After months of questions and controversy over the province’s legal cannabis deals, the auditor general is planning to take a broad look at the players and policy involved in the industry.
“I think it’s just really an important public policy issue,” Julia Mullaley said about her decision to investigate.
Her office will review systems, regulations, contracts and compliance mechanisms associated with the legalization of cannabis.
Exact investigation parameters — and a time frame — haven’t been set yet, but the $40 million dollar supply contract awarded to Ontario-based Canopy Growth will be looked into.
“The fact that there were some concerns around a particular contract — those are things we can look at once we actually undertake the work — but I think it’s the broader aspects of the public policy side that would be important for us,” Mullaley said Wednesday.
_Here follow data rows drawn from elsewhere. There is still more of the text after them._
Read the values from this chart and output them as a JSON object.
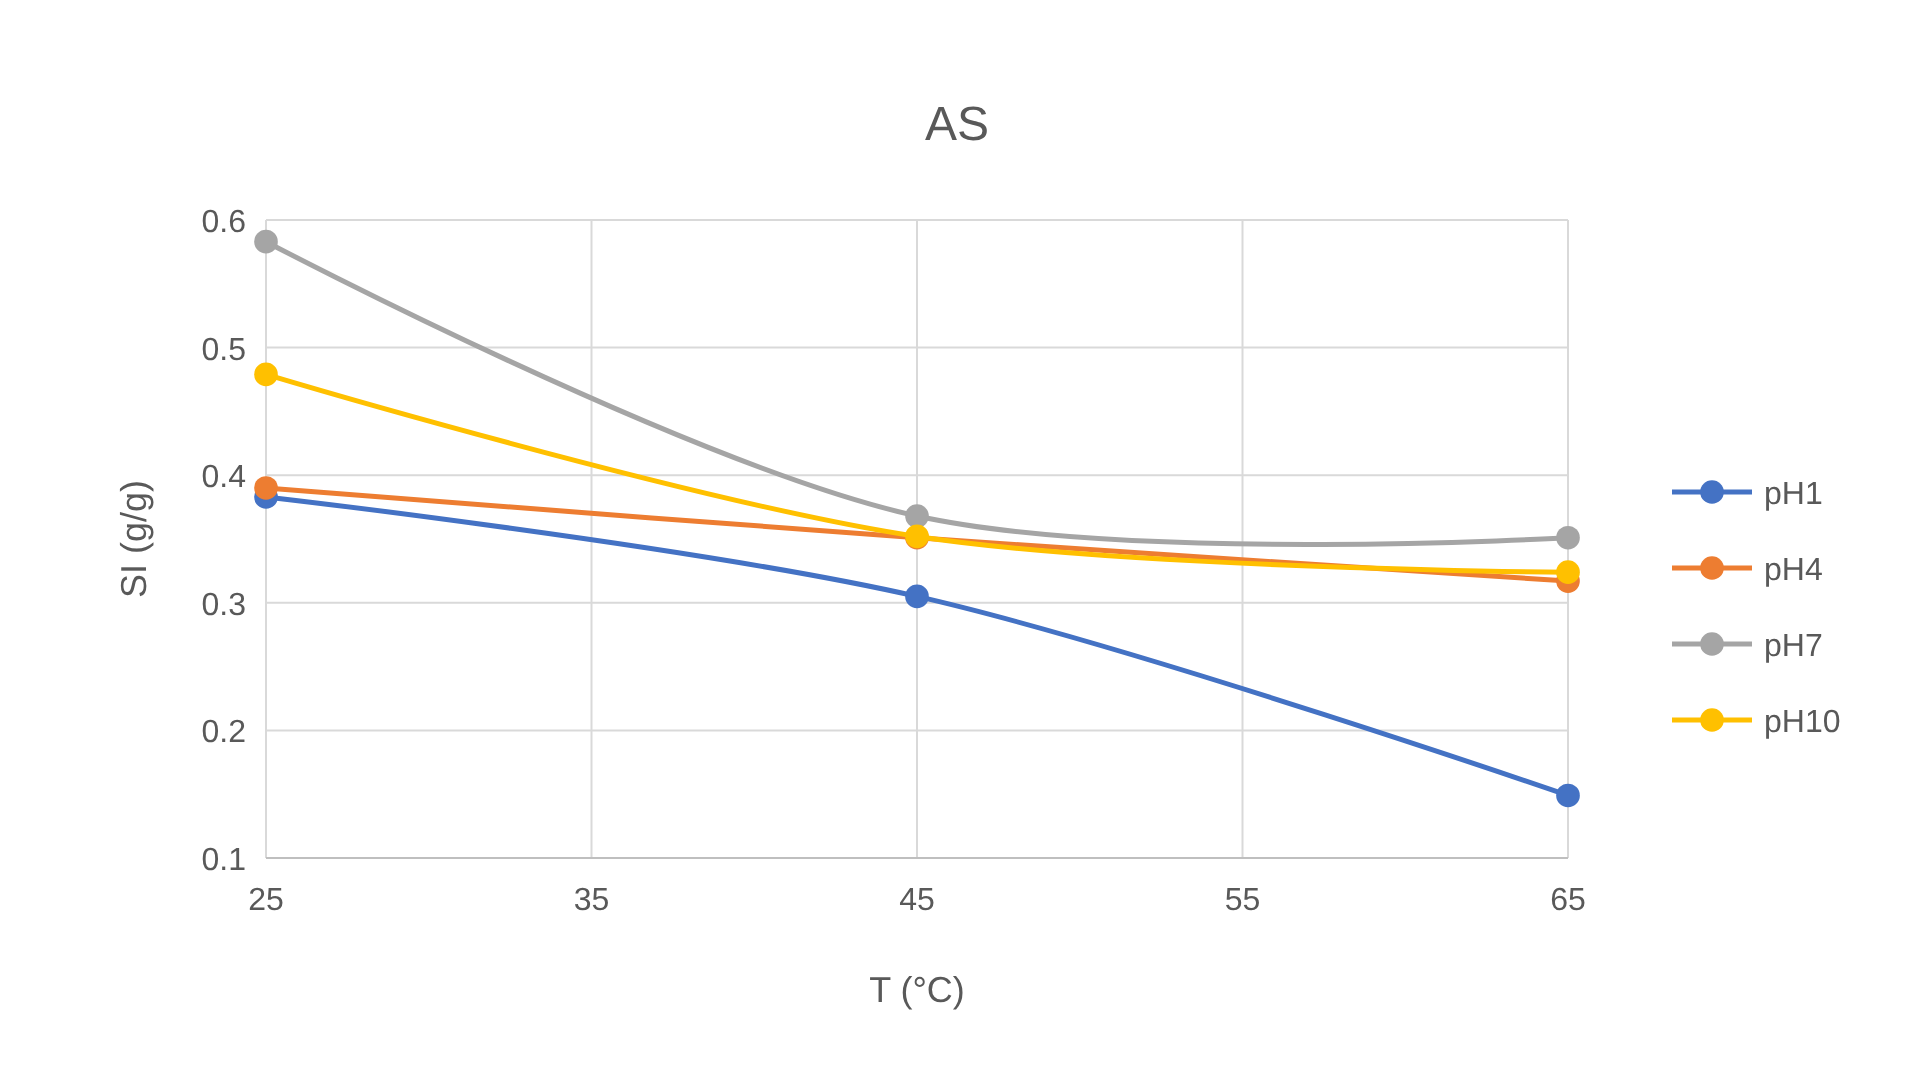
{
  "chart_data": {
    "type": "line",
    "title": "AS",
    "xlabel": "T (°C)",
    "ylabel": "SI (g/g)",
    "x": [
      25,
      45,
      65
    ],
    "series": [
      {
        "name": "pH1",
        "color": "#4472c4",
        "values": [
          0.383,
          0.305,
          0.149
        ]
      },
      {
        "name": "pH4",
        "color": "#ed7d31",
        "values": [
          0.39,
          0.351,
          0.317
        ]
      },
      {
        "name": "pH7",
        "color": "#a5a5a5",
        "values": [
          0.583,
          0.368,
          0.351
        ]
      },
      {
        "name": "pH10",
        "color": "#ffc000",
        "values": [
          0.479,
          0.352,
          0.324
        ]
      }
    ],
    "xlim": [
      25,
      65
    ],
    "xticks": [
      25,
      35,
      45,
      55,
      65
    ],
    "ylim": [
      0.1,
      0.6
    ],
    "yticks": [
      0.1,
      0.2,
      0.3,
      0.4,
      0.5,
      0.6
    ],
    "grid": true,
    "legend": "right",
    "marker": "circle",
    "line_style": "solid"
  }
}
The Progressive Conservatives raised suspicion around the Canopy contract during the last few sittings of the House of Assembly and requested the auditor general investigate. The party repeatedly used its time in question period to ask the Liberal government why it was investing in an industry that had the potential to make handsome profits without a break on remittances.
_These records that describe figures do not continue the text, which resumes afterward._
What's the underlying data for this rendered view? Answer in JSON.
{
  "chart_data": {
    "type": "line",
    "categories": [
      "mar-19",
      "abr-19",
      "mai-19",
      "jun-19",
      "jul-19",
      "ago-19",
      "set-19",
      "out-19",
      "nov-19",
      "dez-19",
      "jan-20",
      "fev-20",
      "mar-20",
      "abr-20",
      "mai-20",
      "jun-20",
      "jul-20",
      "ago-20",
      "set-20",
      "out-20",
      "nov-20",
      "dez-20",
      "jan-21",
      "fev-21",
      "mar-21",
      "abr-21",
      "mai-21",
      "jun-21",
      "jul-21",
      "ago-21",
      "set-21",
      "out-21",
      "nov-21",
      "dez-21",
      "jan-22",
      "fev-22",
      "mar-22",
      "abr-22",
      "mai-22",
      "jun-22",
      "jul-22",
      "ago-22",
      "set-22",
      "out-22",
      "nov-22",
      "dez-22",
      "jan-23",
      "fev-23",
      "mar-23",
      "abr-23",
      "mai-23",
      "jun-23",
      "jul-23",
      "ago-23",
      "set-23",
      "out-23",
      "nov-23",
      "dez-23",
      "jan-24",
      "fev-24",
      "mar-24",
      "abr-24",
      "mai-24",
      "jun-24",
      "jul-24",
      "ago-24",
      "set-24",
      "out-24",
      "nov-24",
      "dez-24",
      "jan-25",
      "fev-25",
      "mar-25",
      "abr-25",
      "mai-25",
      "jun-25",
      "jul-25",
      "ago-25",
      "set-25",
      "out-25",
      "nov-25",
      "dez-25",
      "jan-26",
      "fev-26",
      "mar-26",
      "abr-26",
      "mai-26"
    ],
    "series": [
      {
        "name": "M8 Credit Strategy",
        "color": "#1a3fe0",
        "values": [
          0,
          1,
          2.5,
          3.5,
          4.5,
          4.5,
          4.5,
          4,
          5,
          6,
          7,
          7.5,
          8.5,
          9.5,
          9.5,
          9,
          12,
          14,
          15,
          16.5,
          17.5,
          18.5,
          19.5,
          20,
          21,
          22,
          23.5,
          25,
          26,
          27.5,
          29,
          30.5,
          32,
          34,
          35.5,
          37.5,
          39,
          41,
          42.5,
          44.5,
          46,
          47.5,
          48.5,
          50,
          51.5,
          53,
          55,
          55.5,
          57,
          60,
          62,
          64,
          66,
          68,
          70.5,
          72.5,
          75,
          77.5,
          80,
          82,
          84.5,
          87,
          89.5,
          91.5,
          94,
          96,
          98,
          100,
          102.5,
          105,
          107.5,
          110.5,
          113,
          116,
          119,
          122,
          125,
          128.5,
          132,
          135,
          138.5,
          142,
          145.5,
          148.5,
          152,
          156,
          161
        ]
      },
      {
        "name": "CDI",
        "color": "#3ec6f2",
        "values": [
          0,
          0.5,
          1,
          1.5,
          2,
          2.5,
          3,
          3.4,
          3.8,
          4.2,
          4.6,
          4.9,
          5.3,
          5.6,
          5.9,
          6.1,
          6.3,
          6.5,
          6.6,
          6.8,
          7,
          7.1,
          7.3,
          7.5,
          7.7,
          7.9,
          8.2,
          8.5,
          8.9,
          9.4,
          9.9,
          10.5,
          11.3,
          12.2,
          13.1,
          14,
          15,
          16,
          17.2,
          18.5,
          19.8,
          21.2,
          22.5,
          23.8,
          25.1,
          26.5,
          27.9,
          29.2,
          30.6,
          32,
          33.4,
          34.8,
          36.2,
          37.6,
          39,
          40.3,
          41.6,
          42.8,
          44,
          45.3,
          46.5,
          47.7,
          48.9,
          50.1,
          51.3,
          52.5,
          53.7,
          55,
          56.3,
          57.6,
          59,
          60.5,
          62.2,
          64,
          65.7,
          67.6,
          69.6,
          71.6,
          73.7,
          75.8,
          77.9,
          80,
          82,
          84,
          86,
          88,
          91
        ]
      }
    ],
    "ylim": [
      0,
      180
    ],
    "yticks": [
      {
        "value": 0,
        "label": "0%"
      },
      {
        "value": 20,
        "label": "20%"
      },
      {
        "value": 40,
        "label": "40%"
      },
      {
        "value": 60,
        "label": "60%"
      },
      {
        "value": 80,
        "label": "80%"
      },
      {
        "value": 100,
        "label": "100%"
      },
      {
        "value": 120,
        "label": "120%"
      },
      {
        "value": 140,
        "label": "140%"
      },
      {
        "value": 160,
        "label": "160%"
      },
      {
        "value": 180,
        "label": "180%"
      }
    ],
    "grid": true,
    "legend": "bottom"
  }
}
The Tories also concentrated on the owners of a numbered company leasing a production facility site to Canopy at significant cost, making the accusation that friends of Premier Dwight Ball’s Liberals were benefiting.
Ball and his caucus, now in a minority government, said the $40 million dollar contract was crucial to ensuring a marijuana supply in time for legalization and that the party doesn’t know who’s behind the numbered company because that information isn’t publicly available as per legislation.
Auditor general’s authority
Mullaley said she’ll investigate the selection process for all cannabis companies with government dealings.
But, she said, her report won’t reveal the owners of the numbered company as the landlords work with Canopy directly — not the province.
“From our legislation point of view, we have, certainly, access to all government records in any of the departments and any of the crown agencies, and as companies do business with government, we certainly have an ability to look at the various contracts and any money flowing to companies,” said Mullaley.
“We do not have access into private companies, only their particular dealings with government.”